Thursday 9 May 2013

Camp: An Introduction


Camp. The word itself is enough to send shivers down my spine and make me run to the bathroom to tell my shower and toilet how much I love and appreciate them… shortly followed by curling into a ball in my bed and chanting magic incantations to try calm me down and ward off all the horrible memories of sleeping outside with bugs crawling over my face, and especially the dreaded “Doug the spade.”

But no amount of chanting or crying or screaming could have prepared me for the horror that was last week.

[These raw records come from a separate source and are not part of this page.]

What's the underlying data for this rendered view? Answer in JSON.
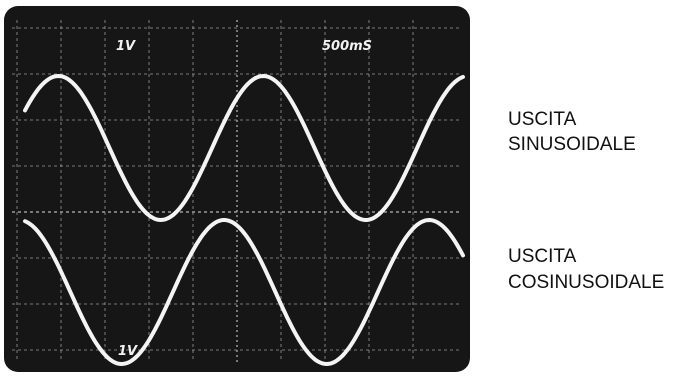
{
  "screen": {
    "labels": {
      "top_left": "1V",
      "top_right": "500mS",
      "bottom_left": "1V"
    }
  },
  "captions": [
    {
      "line1": "USCITA",
      "line2": "SINUSOIDALE"
    },
    {
      "line1": "USCITA",
      "line2": "COSINUSOIDALE"
    }
  ]
}
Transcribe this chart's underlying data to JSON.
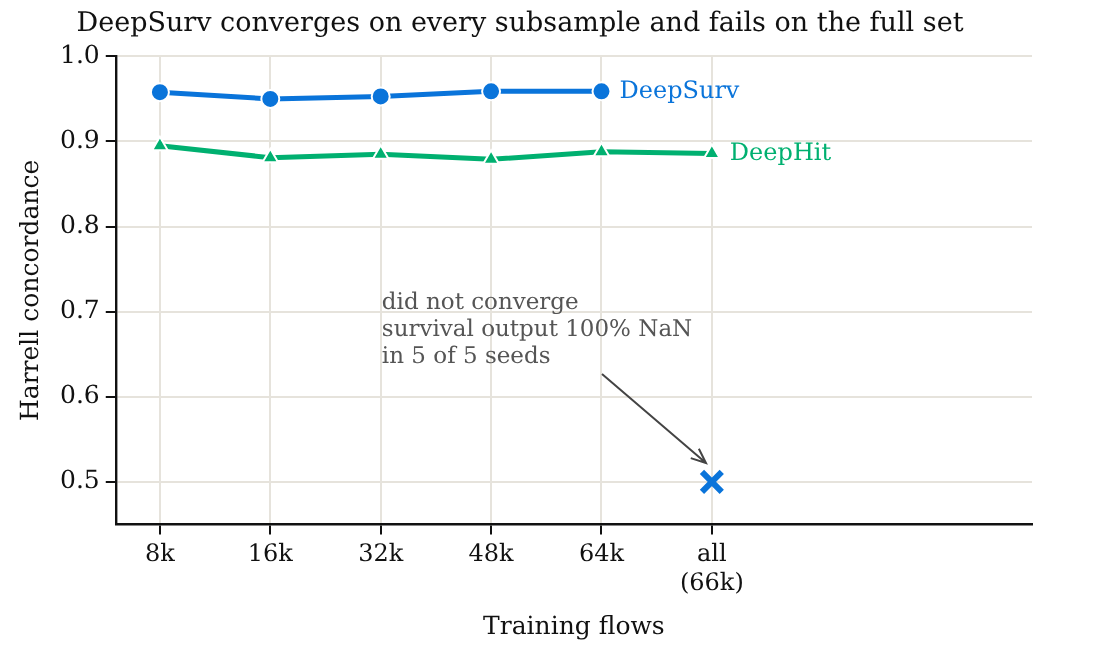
{
  "chart_data": {
    "type": "line",
    "title": "DeepSurv converges on every subsample and fails on the full set",
    "xlabel": "Training flows",
    "ylabel": "Harrell concordance",
    "categories": [
      "8k",
      "16k",
      "32k",
      "48k",
      "64k",
      "all\n(66k)"
    ],
    "series": [
      {
        "name": "DeepSurv",
        "color": "#0a74da",
        "marker": "circle",
        "values": [
          0.958,
          0.95,
          0.953,
          0.959,
          0.959,
          null
        ]
      },
      {
        "name": "DeepHit",
        "color": "#00b070",
        "marker": "triangle",
        "values": [
          0.895,
          0.881,
          0.885,
          0.879,
          0.888,
          0.886
        ]
      },
      {
        "type": "scatter",
        "color": "#0a74da",
        "marker": "cross",
        "x": [
          "all\n(66k)"
        ],
        "values": [
          0.5
        ]
      }
    ],
    "ylim": [
      0.45,
      1.0
    ],
    "yticks": [
      0.5,
      0.6,
      0.7,
      0.8,
      0.9,
      {
        "value": 1.0,
        "label": "1.0"
      }
    ],
    "grid": true,
    "legend": false,
    "annotations": [
      "did not converge\nsurvival output 100% NaN\nin 5 of 5 seeds"
    ]
  }
}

I, Amy Leigh Bouwer, the person who would literally rather stay in bed with a book for years on end than walk outside, went on a camp. Don’t even laugh. I mean, really, we’re talking about the girl who will not go into her bathroom for weeks on end if there happens to be a rain spider on the OUTSIDE of the window. I know. I still can’t quite believe it myself. But I did it. And I’m alive (surprisingly enough.)

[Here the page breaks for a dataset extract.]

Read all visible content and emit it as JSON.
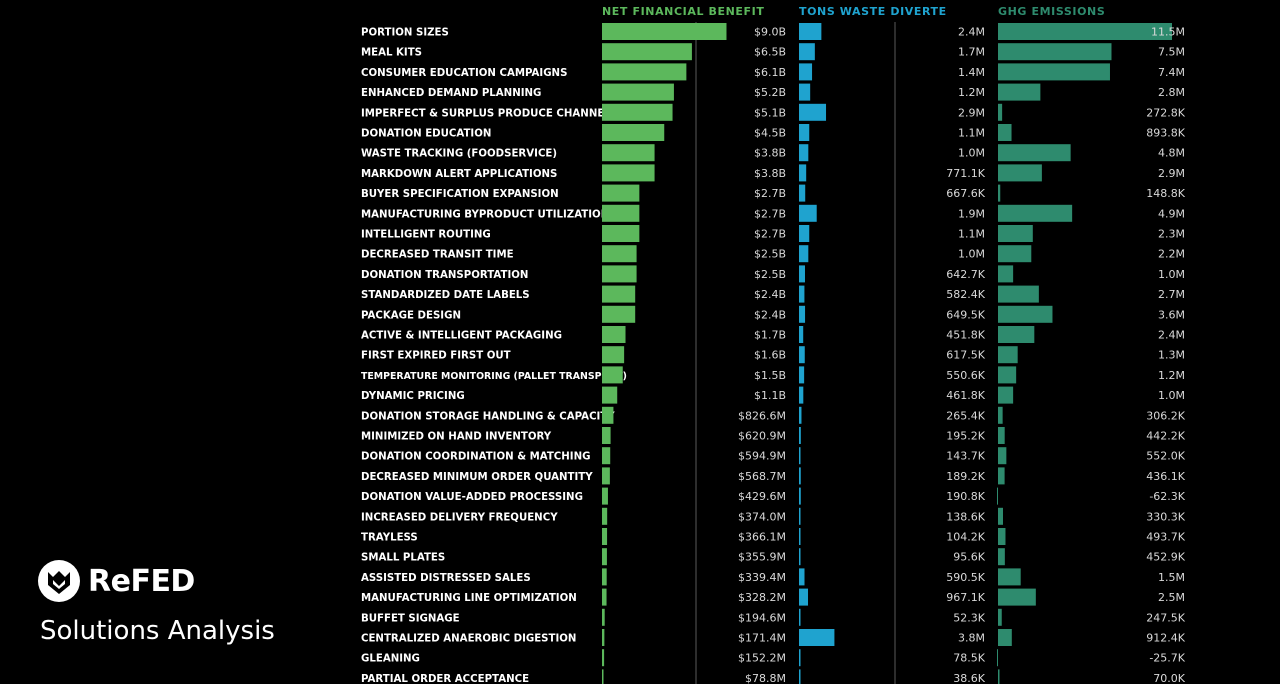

But I’m not talking about those mandatory school camps that my school sends us on once a year to teach us “team-building” (i.e. arguing over how to do things that you will NEVER EVER need in real life) and “an appreciation for nature” (i.e. sleeping in a dormitory with cockroaches and mice and who-knows-what-else, then hiking for like an hour). No no, dear, inexperienced children. I am talking about full-on, hiking through the middle of nowhere with all your belongings in a backpack, then sleeping in a tent for four nights. And by hiking I mean walking over an average of about four mountains a day. And by backpack I mean something that holds your clothes, food, cooking equipment, toiletries, sleeping bag, shelter (tent) – basically everything you need to survive – and weighs an average of about 20 kg. And by the middle of nowhere, I mean YOU LITERALLY COULD NOT SEE ANOTHER PERSON/HOUSE/TELEPHONE WIRE/CELLPHONE/TV/BED/SHOWER/TOILET FOR THE WHOLE TIME. Fun.

So basically for the next couple of days / weeks / years (however long it takes me to type out all of my experiences) I will be retelling the horror story that was my camping trip in the most accurate and possibly entertaining way I can manage without forcing myself to relive it all over again. Really. It was that bad.